Spintires: Mudrunner is both aggravatingly and lovably ruthless. The player usually starts from their home garage with nothing but a crummy jeep and one truck, expected to get some work done without even a proper map of the surroundings. By driving to nearby watch towers, the map opens up to show all the little, twisty roads and trails available. Even then, a sensible player will next proceed to activate all the extra garages and vehicles strewn around the map. Not only are garages invaluable for fueling and repairing possible damage, they are the only places where vehicles can be altered to serve a different purpose. For hauling the smallest of logs, a truck only needs a basic carriage whereas longer logs require logging trailers. If a vehicle breaks down or runs out of juice in the middle of the woods, a suitable tank or container can be installed to deliver gas or parts. Even unlocking new garages requires their own delivery of tools and a semitrailer. These careful preparations alone can take up considerable time and effort.
Once all the vehicles and garages on the map have been activated, it’s much safer to get to actual work. Merely driving to any of the handful of log stations can be a challenge. Once there, casual mode only requires a press of a button to load the truck but the vastly more entertaining hardcore mode requires the player to do it manually, provided a tractor capable of loading is around or the truck has also been equipped with a crane. The insanely heavy load then has to be driven to either of two afar lumber mills, both requiring at least two deliveries to be satisfied. Unloading, thankfully, happens automatically; a huge relief as the trips can get very stressful and take closer to an hour to complete.

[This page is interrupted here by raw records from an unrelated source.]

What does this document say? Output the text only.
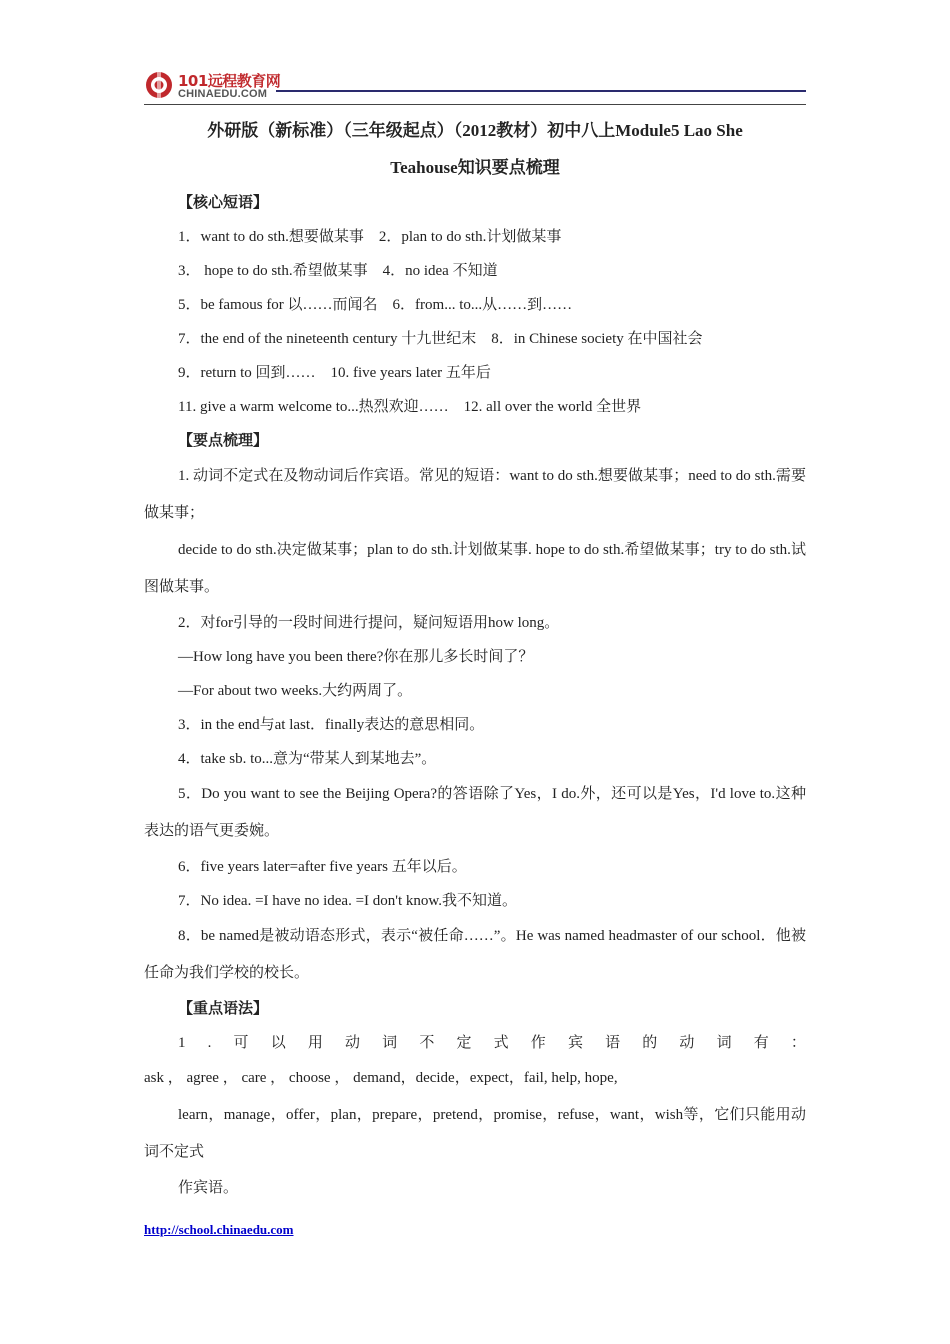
101远程教育网
CHINAEDU.COM

外研版（新标准）（三年级起点）（2012教材）初中八上Module5 Lao She

Teahouse知识要点梳理

【核心短语】
1．want to do sth.想要做某事　2．plan to do sth.计划做某事
3． hope to do sth.希望做某事　4．no idea 不知道
5．be famous for 以……而闻名　6．from... to...从……到……
7．the end of the nineteenth century 十九世纪末　8．in Chinese society 在中国社会
9．return to 回到……　10. five years later 五年后
11. give a warm welcome to...热烈欢迎……　12. all over the world 全世界
【要点梳理】
1. 动词不定式在及物动词后作宾语。常见的短语：want to do sth.想要做某事；need to do sth.需要做某事；
decide to do sth.决定做某事；plan to do sth.计划做某事. hope to do sth.希望做某事；try to do sth.试图做某事。
2．对for引导的一段时间进行提问，疑问短语用how long。
—How long have you been there?你在那儿多长时间了？
—For about two weeks.大约两周了。
3．in the end与at last．finally表达的意思相同。
4．take sb. to...意为“带某人到某地去”。
5．Do you want to see the Beijing Opera?的答语除了Yes，I do.外，还可以是Yes，I'd love to.这种表达的语气更委婉。
6．five years later=after five years 五年以后。
7．No idea. =I have no idea. =I don't know.我不知道。
8．be named是被动语态形式，表示“被任命……”。He was named headmaster of our school．他被任命为我们学校的校长。
【重点语法】
1 . 可 以 用 动 词 不 定 式 作 宾 语 的 动 词 有 ：
ask ， agree ， care ， choose ， demand，decide，expect，fail, help, hope,
learn，manage，offer，plan，prepare，pretend，promise，refuse，want，wish等，它们只能用动词不定式
作宾语。
http://school.chinaedu.com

Things never get dull as there’s constantly so much to take into consideration. Is there a chance of running out of gas? Are vehicles capable of loading where they should be? If a trail was durable last time around, is it still safe for one more go? Which vehicles should serve which purpose at which point? Where is safe to turn around if need be? Which vehicle can help another in trouble and in which way? This kind of thinking is strangely enjoyable, especially when things rarely go quite as initially planned. Nothing is more exhilarating than making a truck that got seemingly hopelessly stuck twitch forward even a meter or two, and nothing more aggravating than coming to a conclusion that it’s probably best to just restart the entire map from the very beginning. After more than 16 hours I’ve only completed three of the six work sites in hardcore mode, so look forward to more prattle about this wonderful oddball in the future!